Place in Buenos Aires, Argentina

Barrio Ejército de los Andes, better known as Fuerte Apache, is a neighbourhood of Ciudadela near the city of Buenos Aires, Argentina. It is known for its high crime rates and prevalent drug use.

==Development==
The neighborhood arose during the dictatorship of Juan Carlos Onganía in 1966, as part of a plan for the eradication of illegal settlements. This took place in stages, one of which coincided with the construction of the football stadiums for the 1978 World Cup. The military wanted it to be a well-guarded settlement, primarily for the poor. They deposited many people there who had been removed from the Villa 31 slum in Retiro. According to the 2001 census, Fuerte Apache houses 17,777 people in 4,657 residences, although up to four times that number may reside in the complex, as many families lease spare rooms for extra income.

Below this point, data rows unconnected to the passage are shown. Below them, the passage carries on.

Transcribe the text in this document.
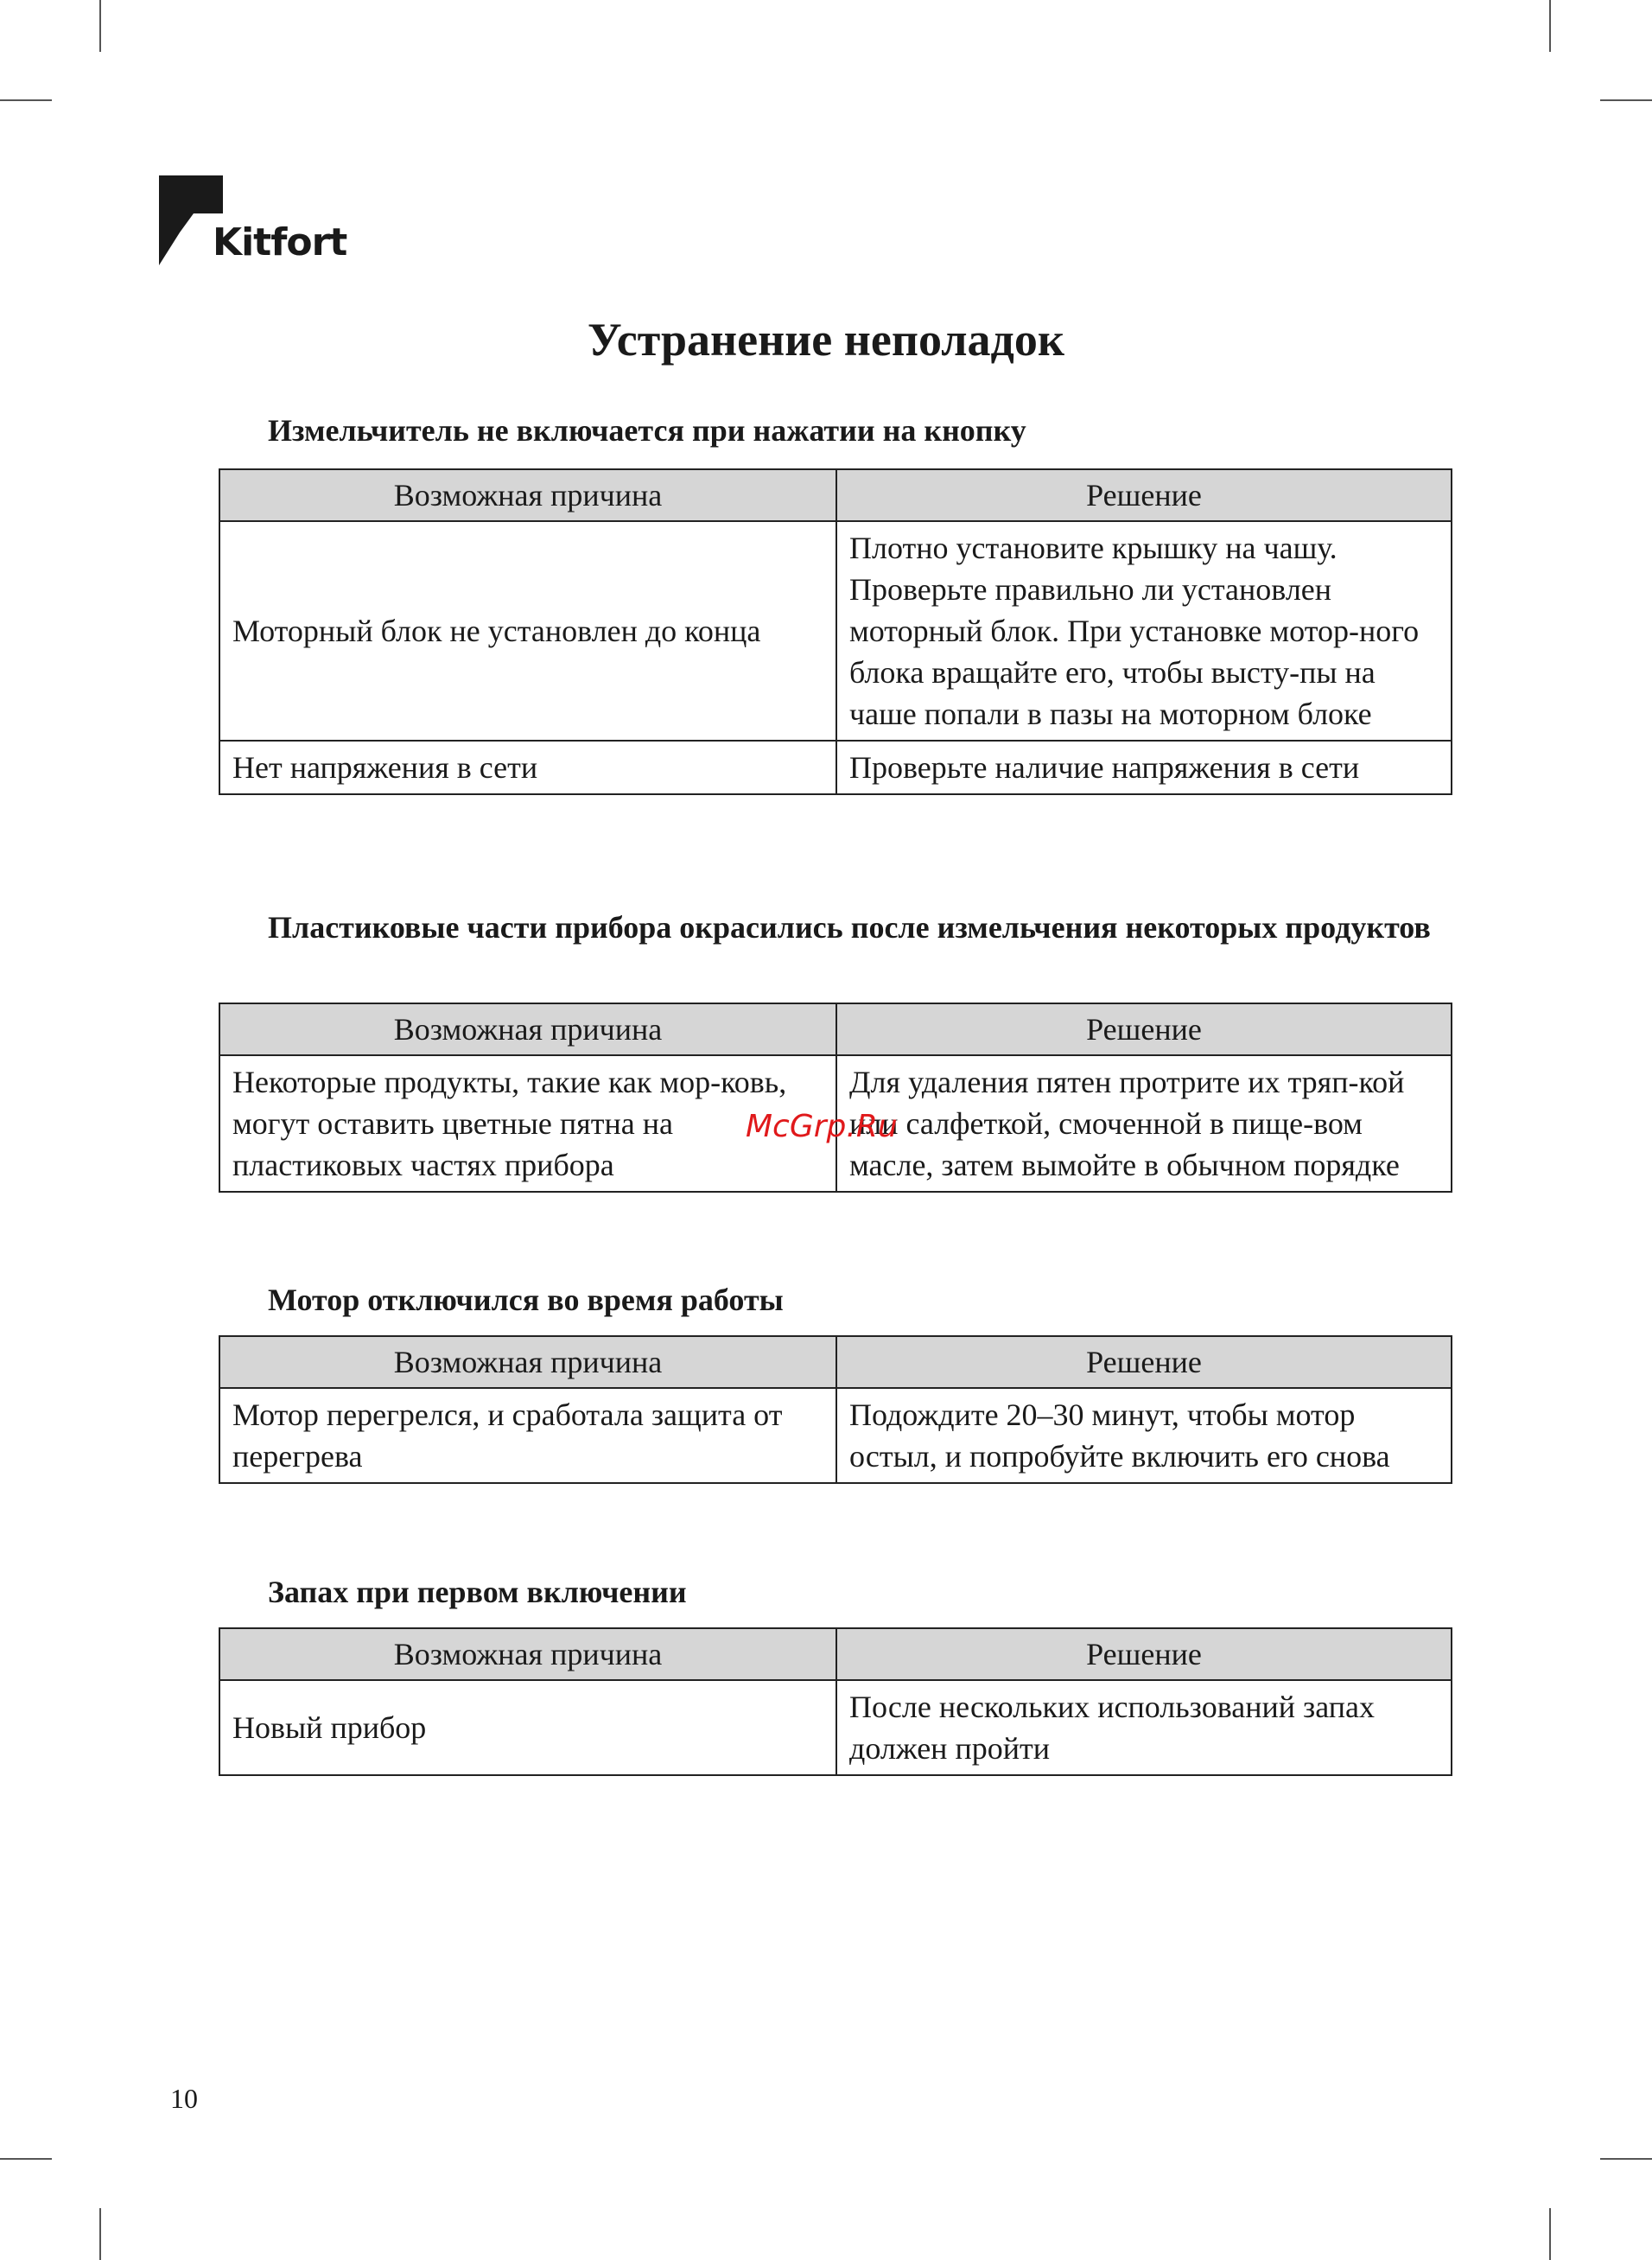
Kitfort
Устранение неполадок
Измельчитель не включается при нажатии на кнопку
Возможная причина	Решение
Моторный блок не установлен до конца	Плотно установите крышку на чашу. Проверьте правильно ли установлен моторный блок. При установке мотор-ного блока вращайте его, чтобы высту-пы на чаше попали в пазы на моторном блоке
Нет напряжения в сети	Проверьте наличие напряжения в сети
Пластиковые части прибора окрасились после измельчения некоторых продуктов
Возможная причина	Решение
Некоторые продукты, такие как мор-ковь, могут оставить цветные пятна на пластиковых частях прибора	Для удаления пятен протрите их тряп-кой или салфеткой, смоченной в пище-вом масле, затем вымойте в обычном порядке
Мотор отключился во время работы
Возможная причина	Решение
Мотор перегрелся, и сработала защита от перегрева	Подождите 20–30 минут, чтобы мотор остыл, и попробуйте включить его снова
Запах при первом включении
Возможная причина	Решение
Новый прибор	После нескольких использований запах должен пройти
McGrp.Ru
10
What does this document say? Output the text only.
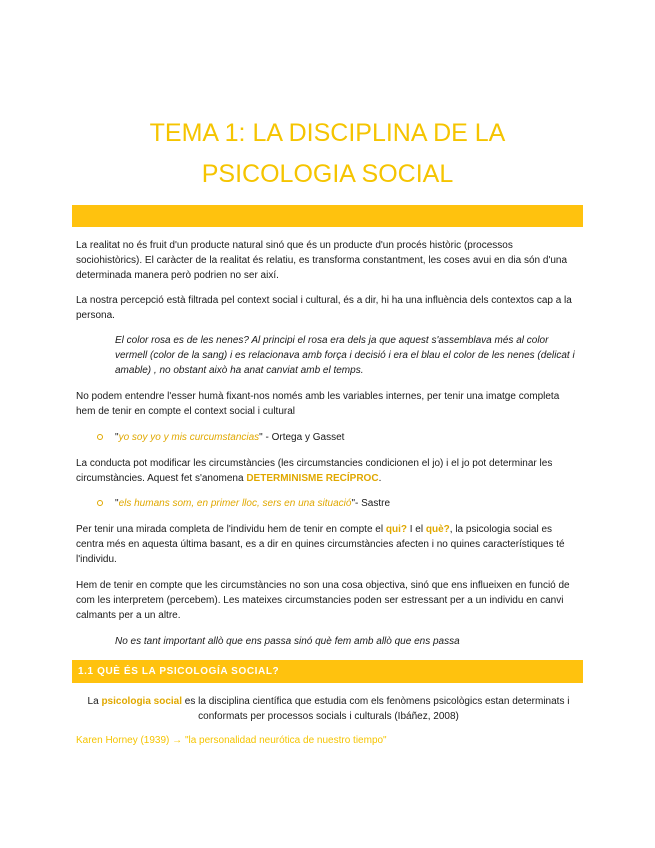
TEMA 1: LA DISCIPLINA DE LA
PSICOLOGIA SOCIAL
La realitat no és fruit d'un producte natural sinó que és un producte d'un procés històric (processos sociohistòrics). El caràcter de la realitat és relatiu, es transforma constantment, les coses avui en dia són d'una determinada manera però podrien no ser així.
La nostra percepció està filtrada pel context social i cultural, és a dir, hi ha una influència dels contextos cap a la persona.
El color rosa es de les nenes? Al principi el rosa era dels ja que aquest s'assemblava més al color vermell (color de la sang) i es relacionava amb força i decisió i era el blau el color de les nenes (delicat i amable) , no obstant això ha anat canviat amb el temps.
No podem entendre l'esser humà fixant-nos només amb les variables internes, per tenir una imatge completa hem de tenir en compte el context social i cultural
"yo soy yo y mis curcumstancias" - Ortega y Gasset
La conducta pot modificar les circumstàncies (les circumstancies condicionen el jo) i el jo pot determinar les circumstàncies. Aquest fet s'anomena DETERMINISME RECÍPROC.
"els humans som, en primer lloc, sers en una situació"- Sastre
Per tenir una mirada completa de l'individu hem de tenir en compte el qui? I el què?, la psicologia social es centra més en aquesta última basant, es a dir en quines circumstàncies afecten i no quines característiques té l'individu.
Hem de tenir en compte que les circumstàncies no son una cosa objectiva, sinó que ens influeixen en funció de com les interpretem (percebem). Les mateixes circumstancies poden ser estressant per a un individu en canvi calmants per a un altre.
No es tant important allò que ens passa sinó què fem amb allò que ens passa
1.1 QUÈ ÉS LA PSICOLOGÍA SOCIAL?
La psicologia social es la disciplina científica que estudia com els fenòmens psicològics estan determinats i conformats per processos socials i culturals (Ibáñez, 2008)
Karen Horney (1939) → "la personalidad neurótica de nuestro tiempo"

During a brief period between dictatorships, the neighbourhood was christened "Liberation Father Mugica" in 1974, in honor of the anti-poverty activist, who had been murdered days before by paramilitary squads. The military renamed it "Ejército de los Andes" (Army of the Andes) in 1976, and the nickname Fuerte Apache was given by the journalist José de Zer alluding to the movie Fort Apache, The Bronx while reporting about a gunfight in the complex.